La volonté de Gorbatchev est de conduire le changement d’un régime socialiste autoritaire à un régime adapté aux aspirations nouvelles d’une société plus éduquée. A ses débuts, Gorbatchev (comme Mélenchon) prenait pour modèle Lénine. Avec le temps et les bouleversements irréversibles concédés d’en haut puis conquis par la base en une dialectique sociale difficilement maîtrisable, la référence à Lénine n’est plus que de méthode : il s’agit d’être aussi souple que lui dans la direction du pays, d’accompagner les masses dans leur révolution. Le régime se créera de lui-même par la dynamique des réformes et les poussées de la société (c’est ce que dit Mélenchon). Dans un premier temps, le régime soviétique se coulera dans les formes – anciennes, faute de références – du nationalisme ou des clivages politiques de l’avant-1917 (libéralisme, slavisme, nationalisme, etc.).

Peut-être ne sera-ce pas de la démocratie, au sens où l’entend Emmanuel Lévinas : « en se reconnaissant imparfaite, en ménageant un recours à la personne jugée, la justice en est déjà à la question de l’Etat.
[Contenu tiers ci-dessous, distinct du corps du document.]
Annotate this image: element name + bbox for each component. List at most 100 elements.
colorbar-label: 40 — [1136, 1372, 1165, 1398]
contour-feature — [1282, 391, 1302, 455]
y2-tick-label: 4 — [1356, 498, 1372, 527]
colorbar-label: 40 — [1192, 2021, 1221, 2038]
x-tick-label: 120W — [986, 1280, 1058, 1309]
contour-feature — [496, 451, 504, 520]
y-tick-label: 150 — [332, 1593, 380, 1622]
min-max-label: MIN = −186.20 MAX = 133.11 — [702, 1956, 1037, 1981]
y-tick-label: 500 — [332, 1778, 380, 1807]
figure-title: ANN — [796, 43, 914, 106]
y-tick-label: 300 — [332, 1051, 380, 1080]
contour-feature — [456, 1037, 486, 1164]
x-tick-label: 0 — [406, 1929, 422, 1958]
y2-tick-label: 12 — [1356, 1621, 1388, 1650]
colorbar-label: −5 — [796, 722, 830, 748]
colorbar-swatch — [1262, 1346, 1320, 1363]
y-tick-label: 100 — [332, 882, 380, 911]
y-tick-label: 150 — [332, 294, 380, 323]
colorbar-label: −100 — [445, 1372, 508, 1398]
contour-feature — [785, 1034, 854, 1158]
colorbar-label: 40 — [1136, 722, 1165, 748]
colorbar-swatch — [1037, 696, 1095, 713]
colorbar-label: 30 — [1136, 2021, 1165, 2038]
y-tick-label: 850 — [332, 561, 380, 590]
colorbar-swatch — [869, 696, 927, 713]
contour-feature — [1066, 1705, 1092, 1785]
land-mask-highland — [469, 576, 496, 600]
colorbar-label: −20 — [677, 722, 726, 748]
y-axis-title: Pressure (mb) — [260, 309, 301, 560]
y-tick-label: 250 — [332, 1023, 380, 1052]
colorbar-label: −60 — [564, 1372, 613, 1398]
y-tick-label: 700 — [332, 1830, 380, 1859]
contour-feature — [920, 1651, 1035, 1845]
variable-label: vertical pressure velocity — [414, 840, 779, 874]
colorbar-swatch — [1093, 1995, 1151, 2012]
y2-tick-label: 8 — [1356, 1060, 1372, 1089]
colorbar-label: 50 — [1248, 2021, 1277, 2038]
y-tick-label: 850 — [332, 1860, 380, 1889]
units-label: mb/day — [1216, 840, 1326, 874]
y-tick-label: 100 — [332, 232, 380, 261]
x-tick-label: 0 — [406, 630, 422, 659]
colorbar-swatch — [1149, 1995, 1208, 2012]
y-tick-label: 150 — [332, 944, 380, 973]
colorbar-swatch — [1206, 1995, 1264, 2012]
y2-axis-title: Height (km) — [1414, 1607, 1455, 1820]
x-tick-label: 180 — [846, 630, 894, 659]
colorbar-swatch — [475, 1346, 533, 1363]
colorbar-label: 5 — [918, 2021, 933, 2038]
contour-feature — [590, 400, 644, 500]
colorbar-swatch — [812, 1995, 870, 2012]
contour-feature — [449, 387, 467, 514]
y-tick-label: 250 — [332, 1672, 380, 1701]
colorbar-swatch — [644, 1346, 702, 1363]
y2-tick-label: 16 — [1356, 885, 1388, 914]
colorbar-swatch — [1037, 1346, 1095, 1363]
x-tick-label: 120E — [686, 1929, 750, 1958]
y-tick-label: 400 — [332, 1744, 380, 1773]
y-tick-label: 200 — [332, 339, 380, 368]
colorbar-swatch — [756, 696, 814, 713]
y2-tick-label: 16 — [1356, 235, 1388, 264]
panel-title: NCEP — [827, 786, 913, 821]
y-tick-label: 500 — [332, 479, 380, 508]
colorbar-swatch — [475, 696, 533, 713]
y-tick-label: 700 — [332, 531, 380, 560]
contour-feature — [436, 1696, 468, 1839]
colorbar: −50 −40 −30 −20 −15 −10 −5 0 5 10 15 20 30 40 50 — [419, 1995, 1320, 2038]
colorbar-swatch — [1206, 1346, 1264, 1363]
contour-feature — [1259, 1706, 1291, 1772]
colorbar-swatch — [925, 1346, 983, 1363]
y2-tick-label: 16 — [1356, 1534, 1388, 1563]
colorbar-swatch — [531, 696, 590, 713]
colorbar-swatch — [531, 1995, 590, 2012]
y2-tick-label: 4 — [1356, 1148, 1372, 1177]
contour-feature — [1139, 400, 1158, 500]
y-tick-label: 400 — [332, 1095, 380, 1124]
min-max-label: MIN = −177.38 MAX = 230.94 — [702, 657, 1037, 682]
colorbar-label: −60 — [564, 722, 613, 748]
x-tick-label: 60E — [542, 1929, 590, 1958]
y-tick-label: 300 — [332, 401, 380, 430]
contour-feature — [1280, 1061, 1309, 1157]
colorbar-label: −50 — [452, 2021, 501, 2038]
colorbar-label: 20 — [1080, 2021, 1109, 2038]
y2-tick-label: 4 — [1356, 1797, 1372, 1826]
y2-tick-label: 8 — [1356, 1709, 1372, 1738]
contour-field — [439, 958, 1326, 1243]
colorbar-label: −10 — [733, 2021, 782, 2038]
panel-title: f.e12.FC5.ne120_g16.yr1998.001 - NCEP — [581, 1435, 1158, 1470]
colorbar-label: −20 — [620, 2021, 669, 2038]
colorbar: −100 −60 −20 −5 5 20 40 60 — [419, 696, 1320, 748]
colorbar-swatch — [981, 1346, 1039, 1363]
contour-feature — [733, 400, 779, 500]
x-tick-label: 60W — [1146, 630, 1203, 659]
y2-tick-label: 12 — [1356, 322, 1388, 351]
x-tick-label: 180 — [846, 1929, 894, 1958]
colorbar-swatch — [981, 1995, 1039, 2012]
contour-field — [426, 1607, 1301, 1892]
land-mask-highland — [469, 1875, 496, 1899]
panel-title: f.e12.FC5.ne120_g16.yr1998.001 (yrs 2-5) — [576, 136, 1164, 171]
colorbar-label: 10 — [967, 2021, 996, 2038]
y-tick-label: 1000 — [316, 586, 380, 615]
Voilà pourquoi la démocratie est le prolongement nécessaire de l’Etat. Elle n’est pas un régime possible parmi d’autres, mais le seul qui convienne. Puisqu’elle sauvegarde la capacité d’améliorer ou de changer la loi en changeant – triste logique ! – de tyran, ce personnage malgré tout indispensable à l’Etat » (entretien à l’Express du 6 juillet 1990).

L’exemple historique – vécu – du modèle soviétique et de son inefficacité tyrannique devrait nous mettre en garde contre les tentations du retour du même. Via Mélenchon entre autres Chavez et Maduro. C’est à cela que doit servir la remémoration d’octobre 1917.